# DEFRAG won't FINISH



## jmspraggins (Jun 26, 2002)

Set my defrag up last night before bed....woke up 8 hrs later and it had 1% complete???Any ideas?


----------



## itsmeitsmeitsme (Apr 29, 2002)

I would suggest running in safemode....this stops everything running in the background......when you first turn on computer hit f8 and this will give you the option of running in safemode.....i would run scandisk and then defragg both in safemode and you should be good to go


----------



## Rockn (Jul 29, 2001)

Normal for Windoze defrag to get confused with other apps accessing the hard drive. Do an alt+ctrl+del and do an end task on every item with the exception of systray and explore. Then try and run defrag. One particular office app that causes this is findfast, I just keep it from loading entirely on my PC and never have a problem with defrag.


----------



## GayleCSC (Jun 12, 2002)

Hope you ran a scan disk first..


----------



## Rollin' Rog (Dec 9, 2000)

This is a problem that really should be posted in the Operating Systems Forum. I'm going to move you to Win95/98/ME on the assumption that you have one of those.

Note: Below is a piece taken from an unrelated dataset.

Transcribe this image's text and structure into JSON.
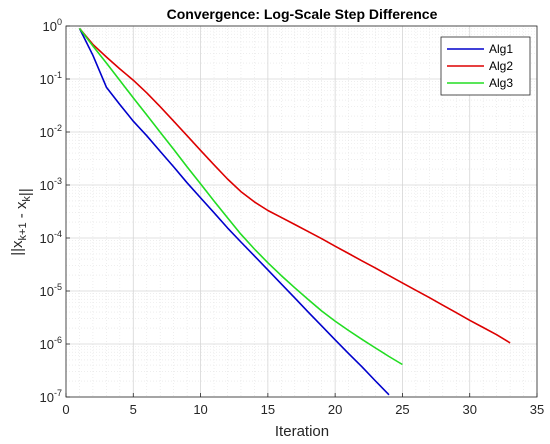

In the meantime follow the instructions on the MS Article for deleting the Applog folder and doing a Disk Cleanup before running Defrag. If the problem continues, run it in Safe Mode.

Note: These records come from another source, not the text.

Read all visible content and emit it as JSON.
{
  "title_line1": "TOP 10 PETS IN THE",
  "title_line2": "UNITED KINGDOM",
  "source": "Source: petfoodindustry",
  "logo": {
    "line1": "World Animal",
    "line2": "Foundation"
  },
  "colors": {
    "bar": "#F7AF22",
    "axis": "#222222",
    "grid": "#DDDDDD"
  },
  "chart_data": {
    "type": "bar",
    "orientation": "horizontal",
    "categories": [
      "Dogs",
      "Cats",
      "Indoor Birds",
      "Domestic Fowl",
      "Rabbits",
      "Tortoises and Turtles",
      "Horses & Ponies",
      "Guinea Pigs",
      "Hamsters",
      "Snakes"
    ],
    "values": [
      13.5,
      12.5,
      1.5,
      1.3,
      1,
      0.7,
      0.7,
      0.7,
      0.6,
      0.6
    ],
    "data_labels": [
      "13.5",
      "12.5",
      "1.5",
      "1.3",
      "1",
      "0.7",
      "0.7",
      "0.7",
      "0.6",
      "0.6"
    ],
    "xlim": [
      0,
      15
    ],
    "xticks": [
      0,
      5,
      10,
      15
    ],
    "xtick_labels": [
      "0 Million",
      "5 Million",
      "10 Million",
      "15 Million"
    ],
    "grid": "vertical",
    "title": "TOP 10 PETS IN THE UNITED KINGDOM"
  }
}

http://support.microsoft.com/default.aspx?scid=kb;EN-US;q218160


----------



## flavallee (May 12, 2002)

Take a look at my article on hard drive maintenance at http://9337387.home.icq.com/index.html Hopefully, it will help you.


----------



## sluggo123 (Jun 28, 2006)

Rollin' Rog said:


> This is a problem that really should be posted in the Operating Systems Forum. I'm going to move you to Win95/98/ME on the assumption that you have one of those.
> 
> In the meantime follow the instructions on the MS Article for deleting the Applog folder and doing a Disk Cleanup before running Defrag. If the problem continues, run it in Safe Mode.
> 
> http://support.microsoft.com/default.aspx?scid=kb;EN-US;q218160


I started one similar on operating systems ME. It is still going on there. I do not know if this is the same thread or not. IF so how did it get away from operating systems ME etc.


----------